Han, who is an artificial intelligence and machine learning practitioner, also sees opportunities for user engagement and translation of articles.
“This will truly open up international audiences for journalists,” he said.
Research by Rinehart and colleague Ernest Kung points to the smallest newsrooms as the biggest beneficiaries of generative AI.
“A tool like ChatGPT could help these small newsrooms produce marketing materials, social media posts and summarizations, just to name a few benefits,” she explained. “Of course, none of these items should be published without review, but just having that half-set of extra hands could be beneficial to very small newsrooms.”
However, generative AI comes with its own limitations and concerns, as it will tell you itself.
“As with any new technology, there are also ethical and social considerations that need to be taken into account, such as the potential for AI-generated content to be used for misinformation or to replace human creativity and labor,” ChatGPT told me.
Whether it’s professors or journalists sounding alarm bells about plagiarism, or researchers warning about the spread of disinformation, there are real questions about what the use of generative technologies might mean for communication.
“There are loads of risks and caveats involved with using tools that are powered by AI,” Rinehart said. “At the top of the list is the black box of the AI itself – even the developer teams on these technologies cannot explain how the AI arrives as the conclusions or renderings that it does.

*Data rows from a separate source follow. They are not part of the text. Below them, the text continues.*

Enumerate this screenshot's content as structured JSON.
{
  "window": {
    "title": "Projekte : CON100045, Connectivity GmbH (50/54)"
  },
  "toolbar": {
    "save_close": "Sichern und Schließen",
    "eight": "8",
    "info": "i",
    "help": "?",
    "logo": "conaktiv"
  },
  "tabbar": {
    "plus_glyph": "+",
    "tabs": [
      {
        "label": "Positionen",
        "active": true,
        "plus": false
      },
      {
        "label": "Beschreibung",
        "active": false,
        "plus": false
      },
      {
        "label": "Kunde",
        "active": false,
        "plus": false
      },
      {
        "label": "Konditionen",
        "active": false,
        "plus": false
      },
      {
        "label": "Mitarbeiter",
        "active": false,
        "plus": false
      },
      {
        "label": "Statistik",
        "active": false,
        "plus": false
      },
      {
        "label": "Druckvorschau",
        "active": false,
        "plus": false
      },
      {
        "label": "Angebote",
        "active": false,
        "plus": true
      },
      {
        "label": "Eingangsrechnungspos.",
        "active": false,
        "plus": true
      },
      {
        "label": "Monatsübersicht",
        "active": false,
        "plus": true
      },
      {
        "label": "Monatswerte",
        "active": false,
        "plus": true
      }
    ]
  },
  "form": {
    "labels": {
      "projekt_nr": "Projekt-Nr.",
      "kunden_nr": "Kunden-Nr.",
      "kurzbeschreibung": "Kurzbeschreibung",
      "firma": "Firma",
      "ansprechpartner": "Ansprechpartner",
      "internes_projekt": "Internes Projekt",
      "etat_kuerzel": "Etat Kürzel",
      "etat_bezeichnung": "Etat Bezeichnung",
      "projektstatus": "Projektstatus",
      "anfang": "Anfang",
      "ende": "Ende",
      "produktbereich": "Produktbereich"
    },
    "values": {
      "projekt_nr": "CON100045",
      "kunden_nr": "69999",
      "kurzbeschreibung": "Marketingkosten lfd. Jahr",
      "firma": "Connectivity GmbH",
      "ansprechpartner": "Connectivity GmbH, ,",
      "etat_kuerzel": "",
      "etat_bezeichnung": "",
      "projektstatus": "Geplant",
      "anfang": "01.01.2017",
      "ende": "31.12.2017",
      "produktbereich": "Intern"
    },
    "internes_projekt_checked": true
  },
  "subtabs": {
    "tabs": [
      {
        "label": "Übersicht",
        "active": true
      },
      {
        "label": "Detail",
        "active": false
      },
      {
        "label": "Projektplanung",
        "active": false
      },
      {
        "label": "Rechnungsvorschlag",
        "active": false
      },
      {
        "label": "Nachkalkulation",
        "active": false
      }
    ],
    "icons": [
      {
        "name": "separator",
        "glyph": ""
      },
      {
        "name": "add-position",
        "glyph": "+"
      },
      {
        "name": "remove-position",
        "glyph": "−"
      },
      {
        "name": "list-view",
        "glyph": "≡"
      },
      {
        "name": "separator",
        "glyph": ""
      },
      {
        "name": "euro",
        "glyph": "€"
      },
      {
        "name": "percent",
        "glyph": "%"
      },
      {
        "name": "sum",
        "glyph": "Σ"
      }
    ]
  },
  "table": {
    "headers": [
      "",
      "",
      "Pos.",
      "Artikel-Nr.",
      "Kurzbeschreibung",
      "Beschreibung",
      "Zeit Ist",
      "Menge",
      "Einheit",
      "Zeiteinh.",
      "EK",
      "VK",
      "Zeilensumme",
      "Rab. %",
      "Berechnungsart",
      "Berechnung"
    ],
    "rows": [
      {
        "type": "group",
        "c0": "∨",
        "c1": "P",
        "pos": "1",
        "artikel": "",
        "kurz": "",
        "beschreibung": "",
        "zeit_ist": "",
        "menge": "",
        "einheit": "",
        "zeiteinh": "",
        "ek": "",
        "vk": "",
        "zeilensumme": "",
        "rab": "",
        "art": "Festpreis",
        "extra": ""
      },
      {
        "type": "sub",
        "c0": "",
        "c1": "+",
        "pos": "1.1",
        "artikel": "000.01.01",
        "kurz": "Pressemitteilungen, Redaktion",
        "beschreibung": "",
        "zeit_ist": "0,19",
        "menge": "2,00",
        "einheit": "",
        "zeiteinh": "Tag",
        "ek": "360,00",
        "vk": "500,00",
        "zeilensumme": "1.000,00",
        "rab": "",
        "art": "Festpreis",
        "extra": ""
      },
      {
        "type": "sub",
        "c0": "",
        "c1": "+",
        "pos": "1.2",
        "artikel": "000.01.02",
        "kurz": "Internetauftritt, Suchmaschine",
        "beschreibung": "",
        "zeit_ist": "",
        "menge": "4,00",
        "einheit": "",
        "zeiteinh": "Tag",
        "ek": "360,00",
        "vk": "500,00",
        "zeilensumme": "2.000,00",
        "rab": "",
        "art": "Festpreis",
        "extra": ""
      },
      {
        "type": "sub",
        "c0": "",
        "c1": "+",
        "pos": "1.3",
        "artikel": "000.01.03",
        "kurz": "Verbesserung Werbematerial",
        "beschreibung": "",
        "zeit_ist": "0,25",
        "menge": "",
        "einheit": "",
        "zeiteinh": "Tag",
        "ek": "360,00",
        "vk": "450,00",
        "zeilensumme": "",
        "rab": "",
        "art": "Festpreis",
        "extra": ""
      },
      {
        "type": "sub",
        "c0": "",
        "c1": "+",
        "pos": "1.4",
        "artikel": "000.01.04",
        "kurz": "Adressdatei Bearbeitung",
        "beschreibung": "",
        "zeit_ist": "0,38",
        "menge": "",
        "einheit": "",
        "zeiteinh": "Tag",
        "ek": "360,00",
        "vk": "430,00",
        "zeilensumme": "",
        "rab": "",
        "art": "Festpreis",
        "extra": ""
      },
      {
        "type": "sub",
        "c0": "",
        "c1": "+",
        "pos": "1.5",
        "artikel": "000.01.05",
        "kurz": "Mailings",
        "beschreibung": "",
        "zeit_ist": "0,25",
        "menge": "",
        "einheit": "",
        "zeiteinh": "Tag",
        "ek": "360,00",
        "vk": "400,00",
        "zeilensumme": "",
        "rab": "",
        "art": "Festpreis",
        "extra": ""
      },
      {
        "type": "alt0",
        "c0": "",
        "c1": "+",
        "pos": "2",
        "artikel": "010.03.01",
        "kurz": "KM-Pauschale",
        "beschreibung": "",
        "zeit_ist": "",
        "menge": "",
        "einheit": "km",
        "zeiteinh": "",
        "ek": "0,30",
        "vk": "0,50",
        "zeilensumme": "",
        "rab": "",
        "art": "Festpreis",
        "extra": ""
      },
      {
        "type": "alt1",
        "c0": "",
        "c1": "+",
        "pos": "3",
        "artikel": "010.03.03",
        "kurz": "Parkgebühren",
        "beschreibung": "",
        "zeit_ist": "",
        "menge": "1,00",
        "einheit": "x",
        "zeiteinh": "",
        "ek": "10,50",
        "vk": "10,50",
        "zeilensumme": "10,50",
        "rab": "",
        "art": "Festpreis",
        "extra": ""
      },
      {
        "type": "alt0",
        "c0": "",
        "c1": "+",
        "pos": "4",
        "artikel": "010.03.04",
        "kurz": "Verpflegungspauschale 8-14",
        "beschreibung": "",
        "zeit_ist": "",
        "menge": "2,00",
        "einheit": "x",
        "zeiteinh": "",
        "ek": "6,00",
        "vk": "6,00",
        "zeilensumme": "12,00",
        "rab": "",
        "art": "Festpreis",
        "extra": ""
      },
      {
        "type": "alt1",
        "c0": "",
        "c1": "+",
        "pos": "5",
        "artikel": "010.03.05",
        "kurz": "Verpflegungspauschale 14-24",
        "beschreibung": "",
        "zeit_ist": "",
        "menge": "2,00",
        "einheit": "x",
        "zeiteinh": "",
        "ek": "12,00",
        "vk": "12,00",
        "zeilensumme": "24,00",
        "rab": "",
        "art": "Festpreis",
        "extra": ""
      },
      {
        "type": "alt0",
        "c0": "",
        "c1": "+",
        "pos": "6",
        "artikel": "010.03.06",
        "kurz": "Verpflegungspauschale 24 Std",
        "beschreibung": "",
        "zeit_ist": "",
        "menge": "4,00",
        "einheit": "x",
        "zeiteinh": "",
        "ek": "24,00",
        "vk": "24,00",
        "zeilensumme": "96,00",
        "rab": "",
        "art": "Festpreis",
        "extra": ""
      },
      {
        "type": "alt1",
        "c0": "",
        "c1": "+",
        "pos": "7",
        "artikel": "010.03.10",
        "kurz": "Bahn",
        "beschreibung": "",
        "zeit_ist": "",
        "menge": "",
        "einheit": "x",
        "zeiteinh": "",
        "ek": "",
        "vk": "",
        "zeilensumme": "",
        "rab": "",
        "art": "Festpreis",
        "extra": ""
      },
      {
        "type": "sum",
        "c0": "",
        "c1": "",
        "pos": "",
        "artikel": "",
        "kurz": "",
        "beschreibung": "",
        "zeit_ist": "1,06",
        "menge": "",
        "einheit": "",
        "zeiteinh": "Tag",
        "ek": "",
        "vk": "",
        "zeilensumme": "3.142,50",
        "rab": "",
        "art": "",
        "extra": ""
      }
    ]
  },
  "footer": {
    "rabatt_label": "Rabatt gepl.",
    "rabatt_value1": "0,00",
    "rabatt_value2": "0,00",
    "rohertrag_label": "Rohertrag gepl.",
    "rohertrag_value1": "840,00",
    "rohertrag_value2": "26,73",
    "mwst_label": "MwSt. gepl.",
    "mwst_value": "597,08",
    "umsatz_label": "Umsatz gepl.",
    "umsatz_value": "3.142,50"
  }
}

That is a big problem for journalism.”
“For now, the best use of these tools is for sorting, summarizing, translation, A/B headline testing and the like, with always a human-in-the-loop before publishing anything,” she added.
And as with many other technological advances, generative AI has some journalists worrying what the impact might be to their own jobs.
“The best thing for any individual to do, and I think we need to really think through this as an industry, is really slicing, in a very fine-tuned way, the difference between things that are skills worth continuing to develop and things that are skills worth finding ways to delegate,” Lavallee said.
Think reaching for a calculator instead of attempting long division, or using your phone to remember your friends’ numbers.
But, when it comes to making sense of all the information we’re being bombarded with, the role of journalists is still necessary.
“It’s a ton of change, but when it comes to overall jobs gained or lost, I’m not sold on the idea that this is going to be yet another catalyst for decline in the number of people doing this work,” Lavalle said. “If anything, I could see it going up because what I think we’re starting to see is the idea that a journalistic process applied to information has a value to consumers, I think is a widening phenomenon.”
For now, those involved in the tech side of the industry are encouraging journalists to experiment and learn as much as they can about the tools.
“Generative AI is only going to improve,” Rinehart said. “So, it’s incumbent upon all newsrooms that want to be here in three years’ time to understand how the technology works and determine what to use and what to avoid.”